ZK Token Distribution (Matter Labs)

“Awarding more tokens in the airdrop than to the Matter Labs team and investors is more than a symbolic decision for the community,” Matter Labs wrote in a statement shared with CoinBrit. “When the ZKsync governance system launches in the coming weeks, the community will have the largest supply of liquid tokens to direct protocol governance upgrades.”

Airdrop politics

The airdrop follows a series of other airdrops, like those from StarkNet and EigenLayer, which outraged some users who expected to receive larger allotments of tokens. In the case of EigenLayer, in particular, some users took issue with the team’s decision to strictly bar airdrop claimants from the U.S. and a long list of other countries.

“We have put a lot of thought into the design of the airdrop,” Alex Gluchowski, the CEO of Matter Labs, told CoinBrit in an interview. “No matter what you do, some people are going to be disappointed, but we have looked into others,” he said.

Among the “key pillars” Gluchowski’s team used to inform its distribution plan, “number one” was to “prioritize community heavily,” said the Matter Labs CEO.

Gluchowksi mentioned in the interview that “certain jurisdictions are excluded because they are either banned by sanctioned regimes or are just not welcome, unfortunately for crypto projects doing airdrops, so we have to be compliant and respect those laws.” He did not specify what countries would be allowed to claim tokens, and he didn’t say what methods ZKsync would use to enforce its region restrictions.

ZK drama

The announcement of the airdrop requirements comes after Matter Labs ran afoul of rivals Polygon and Starkware over its attempts to trademark the term “ZK.” Considering how many teams in the Ethereum ecosystem use ZK technology and the moniker ZK, the trademark application was interpreted as Matter Labs’ attempt to take control of a “public good.”

When Gluchowski spoke with CoinDesk this week, he was defiant.

Gluchowski claimed, seemingly making reference to Starkware, that “the guys who have accused us filed “STARK” as a trademark. (Starkware co-founder Eli Ben-Sasson invented the “STARK,” a kind of zero-knowledge proof that is currently widely used by Ethereum layer-2 teams.)

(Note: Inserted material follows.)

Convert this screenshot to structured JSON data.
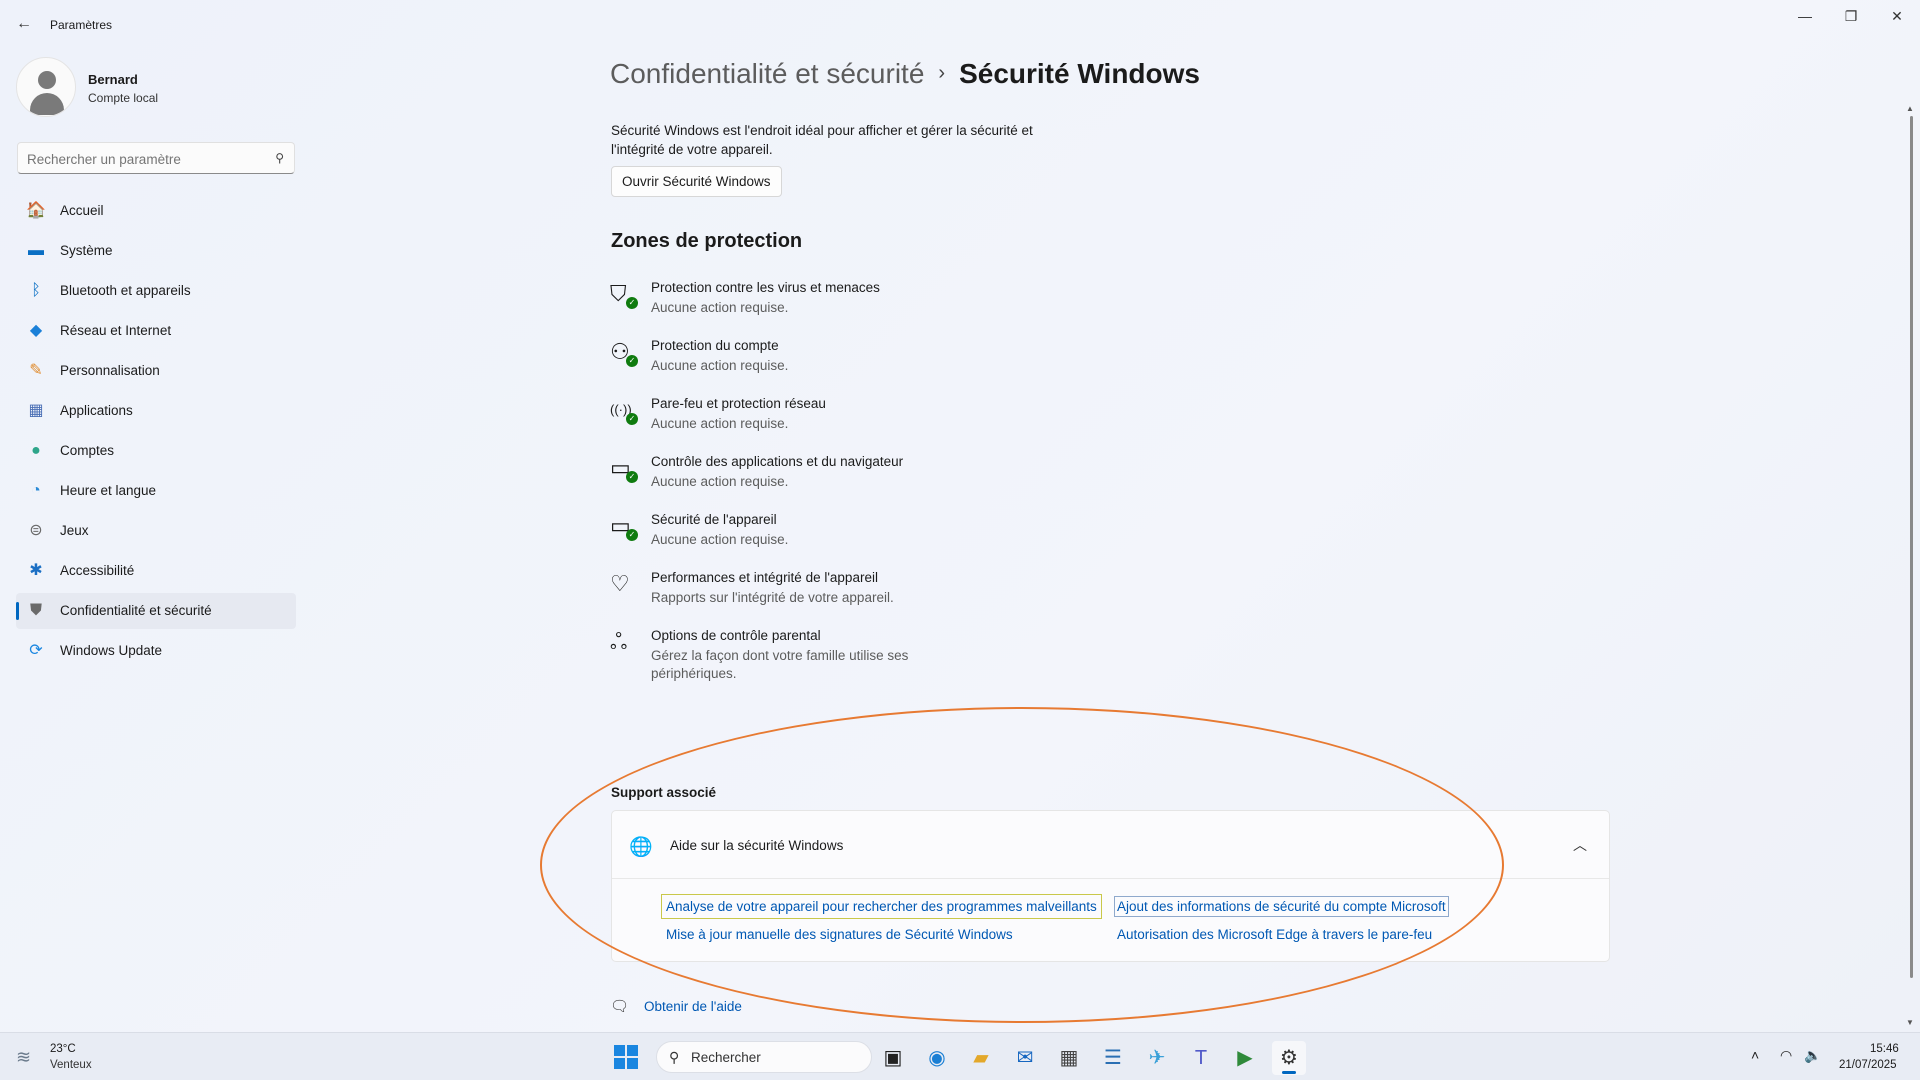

“I mean, what are we discussing? Everybody has trademarks registered for their goods, tokens, or other purposes,” Gluchowski went on.

However, Gluchowski clarified that they choose to rescind their trademark application after hearing feedback from the community. He said to CoinBrit, “We did not want to give the slightest impression that we are trying to manipulate the system to our advantage.”